Top 3 Tech Strategies for Publishers in 2021

Technology Strategies for Publishers

The past year has been difficult for publishers. Given the chaos of COVID-19, elections, and social turmoil, more people have consumed more news and entertainment over the last year than ever before. But their skepticism of the sources providing that information has also reached an all-time high, as the rising tide of misinformation pushed trust in social media and even search engines to record lows.

The dilemma has publishers across all genres of content struggling to figure out how they can regain readers’ trust, keep them engaged and drive revenue. Complicating matters, this all comes at a time when publishers are also dealing with the demise of third-party cookies, which many have relied on for audience targeting to deliver the ads that keep the lights on and the servers up and running.

As we embark on a new year, one that we all hope will be less tumultuous, publishers must turn to technology that enables them to connect with audiences directly, to cut out the middleman of social media and capture and leverage more first-party user data. Here are three tech strategies that will give publishers the upper hand to build their own audience data strategies and end their reliance on third-party sources.

Strategy 1: Personalization At Scale.

Publishers can’t realistically expect that the massive media consumption will continue. Consumers have become overwhelmed with the information overload, and many have cut back for their own mental health’s sake. Even for entertainment and lifestyle media, it seems many have audiences have just reached a saturation point. That means publishers will need to find ways to capture the attention of subscribers and keep them coming back. 

Delivering precisely personalized content is one of the most effective ways to do just that. With so much clutter, consumers don’t have time or the patience to sort through it all to find what they really want to see, so they’ll gravitate toward outlets that curate the content for them. By giving subscribers more of what they want, publishers can build more trusted, long-term relationships with subscribers who will depend on their favorite content providers to not waste their time with frivolous content they don’t care about.
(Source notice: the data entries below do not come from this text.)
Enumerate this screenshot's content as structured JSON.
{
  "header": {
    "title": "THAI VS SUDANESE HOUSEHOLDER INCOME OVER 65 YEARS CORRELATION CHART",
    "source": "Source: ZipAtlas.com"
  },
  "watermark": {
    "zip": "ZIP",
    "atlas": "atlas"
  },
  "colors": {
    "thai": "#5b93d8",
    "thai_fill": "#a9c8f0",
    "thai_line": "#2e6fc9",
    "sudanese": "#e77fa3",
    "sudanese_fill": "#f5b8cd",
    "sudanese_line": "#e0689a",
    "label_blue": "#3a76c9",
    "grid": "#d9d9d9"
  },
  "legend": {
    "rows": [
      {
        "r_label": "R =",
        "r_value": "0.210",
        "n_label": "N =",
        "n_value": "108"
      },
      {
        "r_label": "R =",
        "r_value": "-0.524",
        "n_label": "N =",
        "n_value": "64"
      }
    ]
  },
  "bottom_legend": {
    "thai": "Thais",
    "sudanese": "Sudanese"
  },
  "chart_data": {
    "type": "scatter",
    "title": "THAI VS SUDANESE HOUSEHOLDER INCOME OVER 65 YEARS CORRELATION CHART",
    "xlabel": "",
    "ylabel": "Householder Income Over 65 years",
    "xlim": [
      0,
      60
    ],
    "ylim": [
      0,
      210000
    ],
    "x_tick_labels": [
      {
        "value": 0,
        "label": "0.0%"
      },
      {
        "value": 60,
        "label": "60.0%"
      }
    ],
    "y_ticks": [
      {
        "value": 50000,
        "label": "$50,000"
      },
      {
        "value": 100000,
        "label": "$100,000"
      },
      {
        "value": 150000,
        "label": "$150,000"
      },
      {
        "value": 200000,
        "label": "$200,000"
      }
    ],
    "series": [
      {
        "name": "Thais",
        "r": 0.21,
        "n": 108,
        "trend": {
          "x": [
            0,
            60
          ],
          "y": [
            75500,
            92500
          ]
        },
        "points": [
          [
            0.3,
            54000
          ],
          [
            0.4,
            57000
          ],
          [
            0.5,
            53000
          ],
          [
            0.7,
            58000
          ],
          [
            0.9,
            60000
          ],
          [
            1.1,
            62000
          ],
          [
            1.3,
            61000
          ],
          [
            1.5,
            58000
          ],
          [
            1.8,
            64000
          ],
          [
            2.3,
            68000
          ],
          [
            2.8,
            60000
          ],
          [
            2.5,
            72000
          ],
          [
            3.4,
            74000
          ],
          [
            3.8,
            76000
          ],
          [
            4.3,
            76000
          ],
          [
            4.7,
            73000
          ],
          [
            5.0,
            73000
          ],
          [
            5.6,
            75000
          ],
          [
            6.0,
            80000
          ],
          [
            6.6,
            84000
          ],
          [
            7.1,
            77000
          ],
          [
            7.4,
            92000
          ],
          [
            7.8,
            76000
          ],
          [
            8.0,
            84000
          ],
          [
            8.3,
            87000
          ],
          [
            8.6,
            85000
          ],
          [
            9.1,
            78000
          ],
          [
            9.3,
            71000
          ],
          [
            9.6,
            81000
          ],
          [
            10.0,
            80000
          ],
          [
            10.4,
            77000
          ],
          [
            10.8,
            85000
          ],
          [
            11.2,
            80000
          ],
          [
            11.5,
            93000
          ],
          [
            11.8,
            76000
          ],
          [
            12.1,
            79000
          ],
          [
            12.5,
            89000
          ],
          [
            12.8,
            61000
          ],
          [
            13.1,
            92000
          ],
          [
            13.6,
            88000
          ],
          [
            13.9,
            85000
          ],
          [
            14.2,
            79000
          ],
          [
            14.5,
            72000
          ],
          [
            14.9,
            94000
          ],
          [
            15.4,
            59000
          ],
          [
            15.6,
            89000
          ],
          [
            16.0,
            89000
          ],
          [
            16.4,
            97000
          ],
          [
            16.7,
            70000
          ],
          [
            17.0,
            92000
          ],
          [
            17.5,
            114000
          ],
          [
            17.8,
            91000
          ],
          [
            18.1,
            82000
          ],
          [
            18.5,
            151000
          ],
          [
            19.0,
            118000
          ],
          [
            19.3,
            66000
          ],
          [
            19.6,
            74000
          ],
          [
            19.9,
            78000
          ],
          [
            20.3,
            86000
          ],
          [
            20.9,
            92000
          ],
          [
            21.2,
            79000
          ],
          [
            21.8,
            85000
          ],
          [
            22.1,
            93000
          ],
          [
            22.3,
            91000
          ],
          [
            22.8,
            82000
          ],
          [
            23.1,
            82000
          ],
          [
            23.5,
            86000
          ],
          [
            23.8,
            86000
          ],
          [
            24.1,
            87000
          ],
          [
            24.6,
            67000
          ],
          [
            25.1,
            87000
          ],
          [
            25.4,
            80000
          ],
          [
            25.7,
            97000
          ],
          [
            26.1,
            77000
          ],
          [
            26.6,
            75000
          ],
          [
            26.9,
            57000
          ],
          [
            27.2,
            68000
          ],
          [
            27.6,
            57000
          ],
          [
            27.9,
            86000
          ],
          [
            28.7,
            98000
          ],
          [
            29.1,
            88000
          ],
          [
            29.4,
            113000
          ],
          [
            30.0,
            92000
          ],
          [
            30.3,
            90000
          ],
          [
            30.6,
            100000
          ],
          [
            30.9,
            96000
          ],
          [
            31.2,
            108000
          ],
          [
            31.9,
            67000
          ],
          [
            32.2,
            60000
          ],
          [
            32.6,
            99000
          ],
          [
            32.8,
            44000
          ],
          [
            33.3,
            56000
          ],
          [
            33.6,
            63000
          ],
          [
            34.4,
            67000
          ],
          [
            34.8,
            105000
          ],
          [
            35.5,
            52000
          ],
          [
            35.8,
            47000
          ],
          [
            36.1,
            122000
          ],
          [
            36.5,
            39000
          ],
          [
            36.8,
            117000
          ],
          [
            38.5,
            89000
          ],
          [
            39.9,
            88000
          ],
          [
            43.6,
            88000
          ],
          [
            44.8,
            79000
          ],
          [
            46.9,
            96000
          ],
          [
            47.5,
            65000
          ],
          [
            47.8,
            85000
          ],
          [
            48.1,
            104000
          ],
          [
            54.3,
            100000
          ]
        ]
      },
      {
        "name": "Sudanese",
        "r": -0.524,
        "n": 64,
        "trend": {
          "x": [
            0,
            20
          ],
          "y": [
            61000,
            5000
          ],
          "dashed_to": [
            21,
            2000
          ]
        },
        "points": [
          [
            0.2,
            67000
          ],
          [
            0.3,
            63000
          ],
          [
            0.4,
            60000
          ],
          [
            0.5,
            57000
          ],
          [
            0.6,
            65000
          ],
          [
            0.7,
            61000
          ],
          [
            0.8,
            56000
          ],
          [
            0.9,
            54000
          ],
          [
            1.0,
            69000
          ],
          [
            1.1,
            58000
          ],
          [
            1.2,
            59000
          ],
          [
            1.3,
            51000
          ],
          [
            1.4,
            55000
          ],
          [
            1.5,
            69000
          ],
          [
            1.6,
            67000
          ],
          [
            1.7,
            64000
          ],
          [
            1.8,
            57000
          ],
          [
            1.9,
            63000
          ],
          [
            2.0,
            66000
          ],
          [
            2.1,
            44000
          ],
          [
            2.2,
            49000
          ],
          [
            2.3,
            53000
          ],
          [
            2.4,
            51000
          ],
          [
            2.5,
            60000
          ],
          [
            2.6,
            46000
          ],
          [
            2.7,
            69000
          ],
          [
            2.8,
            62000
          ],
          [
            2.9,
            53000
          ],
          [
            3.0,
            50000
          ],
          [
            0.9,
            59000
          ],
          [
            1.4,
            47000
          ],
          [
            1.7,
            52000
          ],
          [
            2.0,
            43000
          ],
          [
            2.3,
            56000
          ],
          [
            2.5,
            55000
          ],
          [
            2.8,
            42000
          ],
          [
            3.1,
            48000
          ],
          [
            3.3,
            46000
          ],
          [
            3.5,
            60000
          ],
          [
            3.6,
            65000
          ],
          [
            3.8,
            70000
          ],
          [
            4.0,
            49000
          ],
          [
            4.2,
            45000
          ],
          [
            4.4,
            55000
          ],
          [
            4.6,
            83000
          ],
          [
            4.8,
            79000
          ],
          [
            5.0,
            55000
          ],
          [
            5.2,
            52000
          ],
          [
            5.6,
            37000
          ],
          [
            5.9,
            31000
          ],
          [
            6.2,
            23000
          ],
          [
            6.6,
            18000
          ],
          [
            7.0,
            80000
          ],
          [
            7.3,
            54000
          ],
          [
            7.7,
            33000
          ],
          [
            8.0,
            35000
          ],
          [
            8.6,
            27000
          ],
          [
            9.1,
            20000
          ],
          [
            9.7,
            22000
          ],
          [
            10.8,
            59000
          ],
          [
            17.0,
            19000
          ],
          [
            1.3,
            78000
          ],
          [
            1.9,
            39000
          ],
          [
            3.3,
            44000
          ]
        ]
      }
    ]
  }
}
Strategy 2: More Opportunities for AI Technology

Of course, delivering personalized content to every single subscriber is practically impossible without automation and artificial intelligence technologies to help. AI platforms can now track audience behavior on-site—their clicks, searches and other engagement—to learn their preferences and build a precise identity graph for each individual user. 

Unlike cookies, this data is tied directly to an individual based on their email address, providing a much more precise, accurate and reliable set of audience intelligence.  Then, when that user logs in again, the AI recognizes the user and automatically serves up content that historically has enticed engagement. The same technology also allows publishers to automatically send this personalized content to subscribers through a variety of channels, including email and push notifications. Each time a user clicks on content, the system gets smarter, learning more about their preferences to fine-tune the content personalization.

Strategy 3: Shift Toward Owned Data Strategies

Figuring out how to offset the loss of cookies is only part of the battle. For years, publishers have relied on social media to distribute content and build a community of engaged subscribers. However, due to shifts in Facebook’s policies, publisher content has been de-prioritized, and now, it’s also holding audience data hostage. Since every site visit from Facebook is referral traffic, Facebook alone holds onto that audience data, which means publishers have no way of learning about those visitors’ preferences and interests. As a result, publishers are helpless to target them with the personalized content we know that audiences want. 

Publishers must find ways to shift away from reliance on this third-party referral traffic and build their own audience data cache. Utilizing this ‘owned data’ to target audiences with personalized content is especially important as trust in Facebook and other social platforms wanes. Publications that don’t implement ways to collect and use audience data to deliver more personalized content will lose out on opportunities to reach and engage readers and drive revenue.

While we’re all trying to figure out how to navigate the “new normal,” one lesson has been made abundantly clear: organizations that plan for the unexpected, that maintain strong one-to-one relationships with their customers, have a much better chance of weathering whatever change may come. For publishers, that means reducing reliance on third parties that serve as gatekeepers between you and your subscribers and instead of building and leveraging your own audience data to deliver the personalized content they expect.